On Tuesday, voters approved increases in state-level minimum wages in four states (Alaska, Arkansas, Nebraska, and South Dakota), although to levels less than the increase in the federal minimum wage sought by Obama (to $9.75 in Alaska, $9 in Nebraska, and $8.50 in Arkansas and South Dakota). Voters in the City of San Francisco voted to raise the minimum wage to a whopping $15 per hour from the current $10.74 (to a level even higher than what Obama wants at the federal level).
As economics professor Mark J. Perry notes, minimum wage increases drive up unemployment among teens, knocking some of them off the bottom rung of the economic ladder. Quoting economist Kevin Erdmann, he notes that “in every episode” in which the minimum wage increased over the last 60 years, “except 1996 (which is the smallest hike relative to average wages), there was a distinct decline in the trend of teen employment, over the period of time covering from a few months before the initial hike until a few months after the follow-up hike.” Recent research published by the National Bureau of Economic Research arrives at similar conclusions. Similarly, as I once noted in The Washington Post, studies show “young workers disproportionately lose their jobs in response to minimum wage increases.”

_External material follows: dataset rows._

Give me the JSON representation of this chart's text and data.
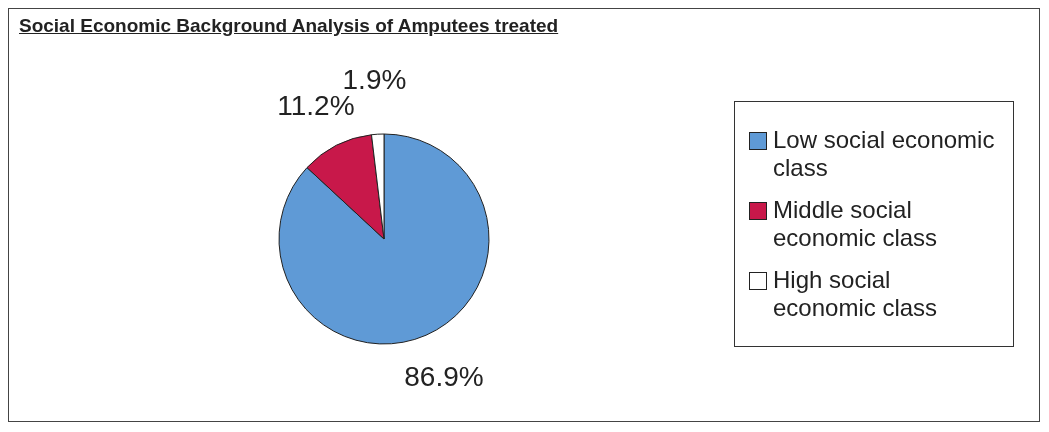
{
  "chart_data": {
    "type": "pie",
    "title": "Social Economic Background Analysis of Amputees treated",
    "categories": [
      "Low social economic class",
      "Middle social economic class",
      "High social economic class"
    ],
    "values": [
      86.9,
      11.2,
      1.9
    ],
    "value_labels": [
      "86.9%",
      "11.2%",
      "1.9%"
    ],
    "colors": [
      "#5f9ad6",
      "#c8184a",
      "#ffffff"
    ],
    "legend": "right"
  }
}
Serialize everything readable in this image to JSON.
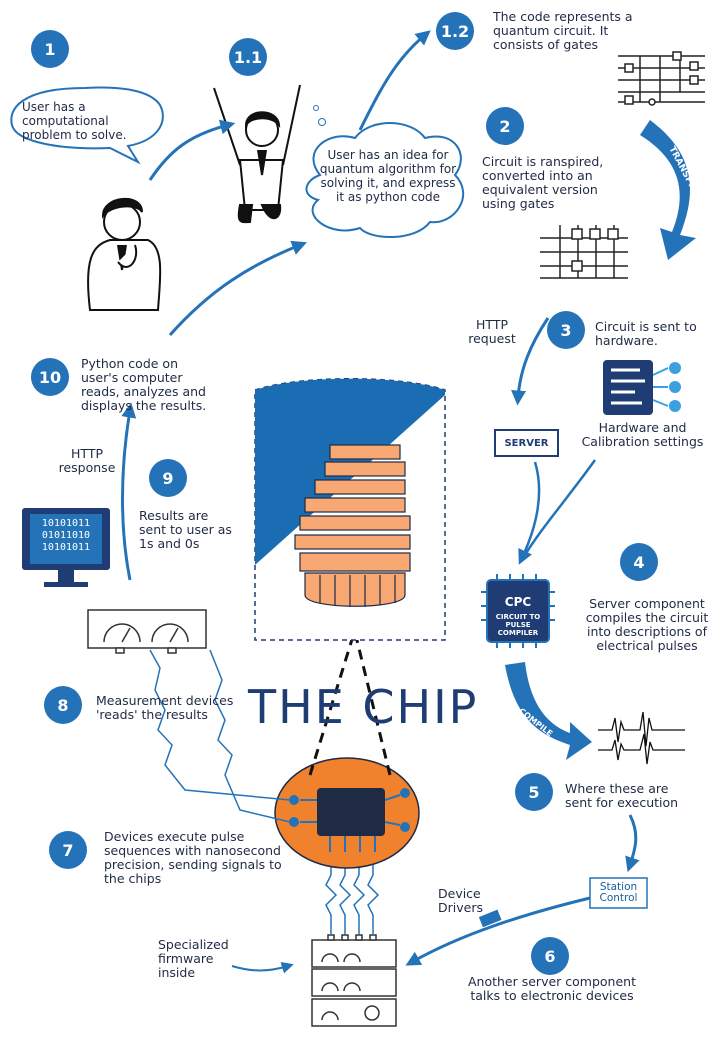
{
  "steps": [
    {
      "num": "1",
      "text": "User has a computational problem to solve."
    },
    {
      "num": "1.1",
      "text": "User has an idea for quantum algorithm for solving it, and express it as python code"
    },
    {
      "num": "1.2",
      "text": "The code represents a quantum circuit. It consists of gates"
    },
    {
      "num": "2",
      "text": "Circuit is ranspired, converted into an equivalent version using gates"
    },
    {
      "num": "3",
      "text": "Circuit is sent to hardware."
    },
    {
      "num": "4",
      "text": "Server component compiles the circuit into descriptions of electrical pulses"
    },
    {
      "num": "5",
      "text": "Where these are sent for execution"
    },
    {
      "num": "6",
      "text": "Another server component talks to electronic devices"
    },
    {
      "num": "7",
      "text": "Devices execute pulse sequences with nanosecond precision, sending signals to the chips"
    },
    {
      "num": "8",
      "text": "Measurement devices 'reads' the results"
    },
    {
      "num": "9",
      "text": "Results are sent to user as 1s and 0s"
    },
    {
      "num": "10",
      "text": "Python code on user's computer reads, analyzes and displays the results."
    }
  ],
  "labels": {
    "http_request": "HTTP request",
    "http_response": "HTTP response",
    "server": "SERVER",
    "hardware_settings": "Hardware and Calibration settings",
    "transpile": "TRANSPILE",
    "compile": "COMPILE",
    "cpc_title": "CPC",
    "cpc_sub": "CIRCUIT TO PULSE COMPILER",
    "station_control": "Station Control",
    "device_drivers": "Device Drivers",
    "firmware": "Specialized firmware inside",
    "the_chip": "THE CHIP",
    "binary": [
      "10101011",
      "01011010",
      "10101011"
    ]
  },
  "colors": {
    "accent": "#2473b8",
    "orange": "#f0822e",
    "navy": "#1f2a44",
    "light_orange": "#f7a873"
  }
}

This increase in unemployment, recognized by the CBO and most economists, is contrary to false claims by journalists like Kevin Drum of Mother Jones, who argues that there is an “almost unanimous consensus” among economists that minimum wage increases “don’t have any noticeable effect on unemployment.” Similar false claims get peddled by liberal newspapers to the electorate when they endorse ballot initiatives to increase the minimum wage, leaving voters with the misleading impression that minimum wage increases are a free lunch.
But they are not: they impose very real costs on consumers, employers, and workers. Minimum wage increases drive up the price of items purchased by people of modest means while harming the least skilled workers.
On the bright side, notes Marc Scribner of the Competitive Enterprise Institute, voters also rejected three wasteful rail projects backed by local politicians and liberal media:
In Austin, Texas, 57 percent of voters rejected Proposition 1, which would have funded a $1.4 billion, 9.5-mile light rail line, in addition to $400 million in road intersection improvements. Randal O’Toole of the Cato Institute produced a devastating review of the so-called “Project Connect.” Project Connect was so nonsensical that the light rail boondoggle was even opposed by numerous transit advocates.
In Seattle, Washington, voters rejected Citizen Petition 1 by over 80 percent, which called for creating a $5 car-tab tax that would be used to spend $2 million annually on a “Century Transportation Authority,” which would have served as a government-sponsored monorail booster.
Finally, in Pinellas County, Florida, a proposed $2.2 billion Greenlight Pinellas transit package, which included a $1.6 billion, 24-mile light rail line that would have connected St. Petersburg to Clearwater by increasing the sales tax from 7 to 8 percent, was rejected by 62 percent of voters. Despite every major government, corporate, and media entity in the Tampa Bay region loudly supporting Greenlight Pinellas, voters recognized the high-cost, low-value proposition posed to them and acted accordingly.